Famed investor Leon Cooperman was accused of insider trading by U.S. regulators in the government’s biggest case against a hedge fund manager since its crackdown on SAC Capital Advisors.
The Securities and Exchange Commission said Mr. Cooperman used his status as one of Atlas Pipeline Partners’ largest shareholders to gain access to confidential information from a company executive, according to a statement released Wednesday by the regulator.
He earned substantial illicit profits by buying securities in Atlas before the sale of a company asset in 2010, which caused shares to jump 31 per cent, the SEC said.
“We allege that hedge fund manager Mr. Cooperman, who as a large APL shareholder obtained access to confidential corporate information, abused that access by trading on this information,” Andrew Ceresney, head of SEC’s division of enforcement, said in a statement.
Mr. Cooperman said in a letter Wednesday to investors he strongly disagreed with the SEC’s allegations and that the firm hasn’t engaged in any unlawful conduct. He was planning to hold a conference call with investors later in the day.

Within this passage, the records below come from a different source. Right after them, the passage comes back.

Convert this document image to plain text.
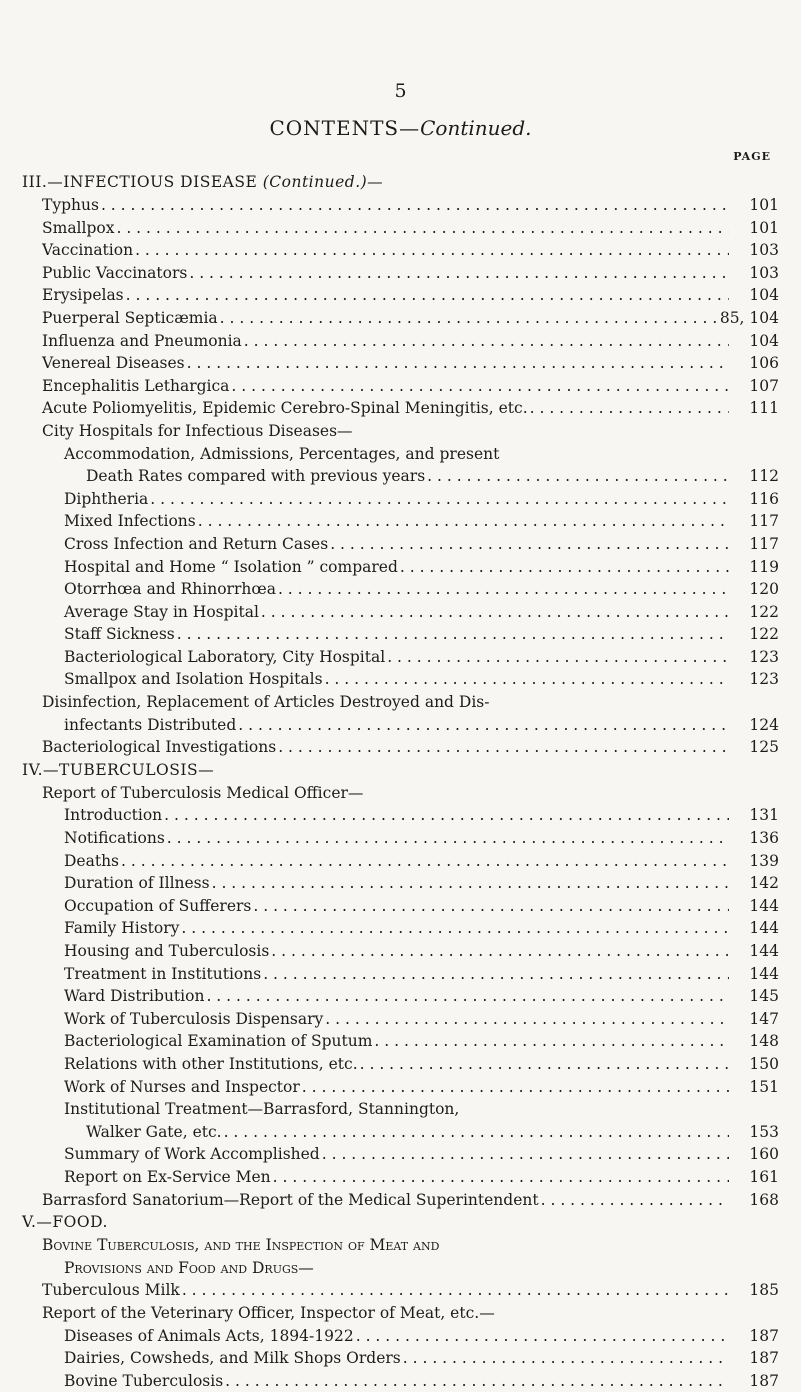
5
CONTENTS—Continued.
PAGE
III.—INFECTIOUS DISEASE (Continued.)—
Typhus . . .	101
Smallpox . . .	101
Vaccination . . .	103
Public Vaccinators . . .	103
Erysipelas . . .	104
Puerperal Septicæmia . . .	85, 104
Influenza and Pneumonia . . .	104
Venereal Diseases . . .	106
Encephalitis Lethargica . . .	107
Acute Poliomyelitis, Epidemic Cerebro-Spinal Meningitis, etc. . . .	111
City Hospitals for Infectious Diseases—
Accommodation, Admissions, Percentages, and present
Death Rates compared with previous years . . .	112
Diphtheria . . .	116
Mixed Infections . . .	117
Cross Infection and Return Cases . . .	117
Hospital and Home “ Isolation ” compared . . .	119
Otorrhœa and Rhinorrhœa . . .	120
Average Stay in Hospital . . .	122
Staff Sickness . . .	122
Bacteriological Laboratory, City Hospital . . .	123
Smallpox and Isolation Hospitals . . .	123
Disinfection, Replacement of Articles Destroyed and Dis-
infectants Distributed . . .	124
Bacteriological Investigations . . .	125
IV.—TUBERCULOSIS—
Report of Tuberculosis Medical Officer—
Introduction . . .	131
Notifications . . .	136
Deaths . . .	139
Duration of Illness . . .	142
Occupation of Sufferers . . .	144
Family History . . .	144
Housing and Tuberculosis . . .	144
Treatment in Institutions . . .	144
Ward Distribution . . .	145
Work of Tuberculosis Dispensary . . .	147
Bacteriological Examination of Sputum . . .	148
Relations with other Institutions, etc. . . .	150
Work of Nurses and Inspector . . .	151
Institutional Treatment—Barrasford, Stannington,
Walker Gate, etc. . . .	153
Summary of Work Accomplished . . .	160
Report on Ex-Service Men . . .	161
Barrasford Sanatorium—Report of the Medical Superintendent . . .	168
V.—FOOD.
Bovine Tuberculosis, and the Inspection of Meat and
Provisions and Food and Drugs—
Tuberculous Milk . . .	185
Report of the Veterinary Officer, Inspector of Meat, etc.—
Diseases of Animals Acts, 1894-1922 . . .	187
Dairies, Cowsheds, and Milk Shops Orders . . .	187
Bovine Tuberculosis . . .	187
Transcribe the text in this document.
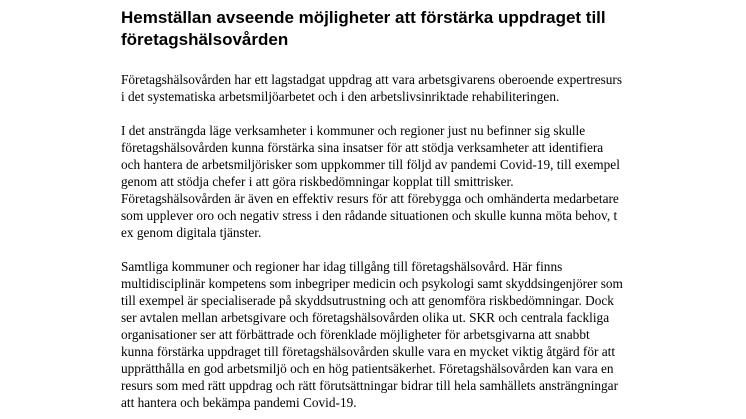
Hemställan avseende möjligheter att förstärka uppdraget till
företagshälsovården

Företagshälsovården har ett lagstadgat uppdrag att vara arbetsgivarens oberoende expertresurs
i det systematiska arbetsmiljöarbetet och i den arbetslivsinriktade rehabiliteringen.

I det ansträngda läge verksamheter i kommuner och regioner just nu befinner sig skulle
företagshälsovården kunna förstärka sina insatser för att stödja verksamheter att identifiera
och hantera de arbetsmiljörisker som uppkommer till följd av pandemi Covid-19, till exempel
genom att stödja chefer i att göra riskbedömningar kopplat till smittrisker.
Företagshälsovården är även en effektiv resurs för att förebygga och omhänderta medarbetare
som upplever oro och negativ stress i den rådande situationen och skulle kunna möta behov, t
ex genom digitala tjänster.

Samtliga kommuner och regioner har idag tillgång till företagshälsovård. Här finns
multidisciplinär kompetens som inbegriper medicin och psykologi samt skyddsingenjörer som
till exempel är specialiserade på skyddsutrustning och att genomföra riskbedömningar. Dock
ser avtalen mellan arbetsgivare och företagshälsovården olika ut. SKR och centrala fackliga
organisationer ser att förbättrade och förenklade möjligheter för arbetsgivarna att snabbt
kunna förstärka uppdraget till företagshälsovården skulle vara en mycket viktig åtgärd för att
upprätthålla en god arbetsmiljö och en hög patientsäkerhet. Företagshälsovården kan vara en
resurs som med rätt uppdrag och rätt förutsättningar bidrar till hela samhällets ansträngningar
att hantera och bekämpa pandemi Covid-19.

When Omega Advisors received a subpoena about trading in Atlas, Mr. Cooperman contacted the Atlas company executive and told him to try to fabricate a story, according to the SEC. The executive was shocked and angered when he learned that Mr. Cooperman had traded in advance of Atlas’s announcement, the regulator said.
The SEC’s complaint seeks disgorgement of ill-gotten gains plus interest, penalties and permanent injunctions against Mr. Cooperman, 73, and Omega Advisors, as well as a permanent ban against the hedge fund manager.
Mr. Cooperman told clients in a letter dated March 21 that he and his firm received a Wells notice regarding an investment in a single issuer that it had since 2007, according to a person familiar with the matter at the time.
Mr. Cooperman later told CNBC that the probe centred on trading of Atlas, a midstream operator that ran networks in Oklahoma, southern Kansas, Texas and Tennessee before merging with a Targa Resources Partners LP unit more than a year ago.
The hedge fund manager first established a stake in Atlas Pipeline in the fourth quarter of 2007, according to SEC filings. The position increased substantially in late 2010 and again in late 2013, according to data compiled by Bloomberg. Omega also showed a stake in Targa after it bought Atlas last year.
Mr. Cooperman’s firm, with $5.4-billion (U.S.) in assets under management as of Aug. 31, is among the oldest in the hedge fund industry. He’s built a reputation as a stock picker over almost half a century by scrutinizing undervalued companies and asking management tough questions. He previously headed Goldman Sachs Asset Management and worked at the Wall Street firm for 25 years before leaving in 1991.
Stocks in which Omega owns a substantial portion of shares outstanding, including First Data Corp., Altisource Portfolio Solutions SA, HRG Group Inc. and Navient Corp., fell when news of the allegations against Mr. Cooperman were announced.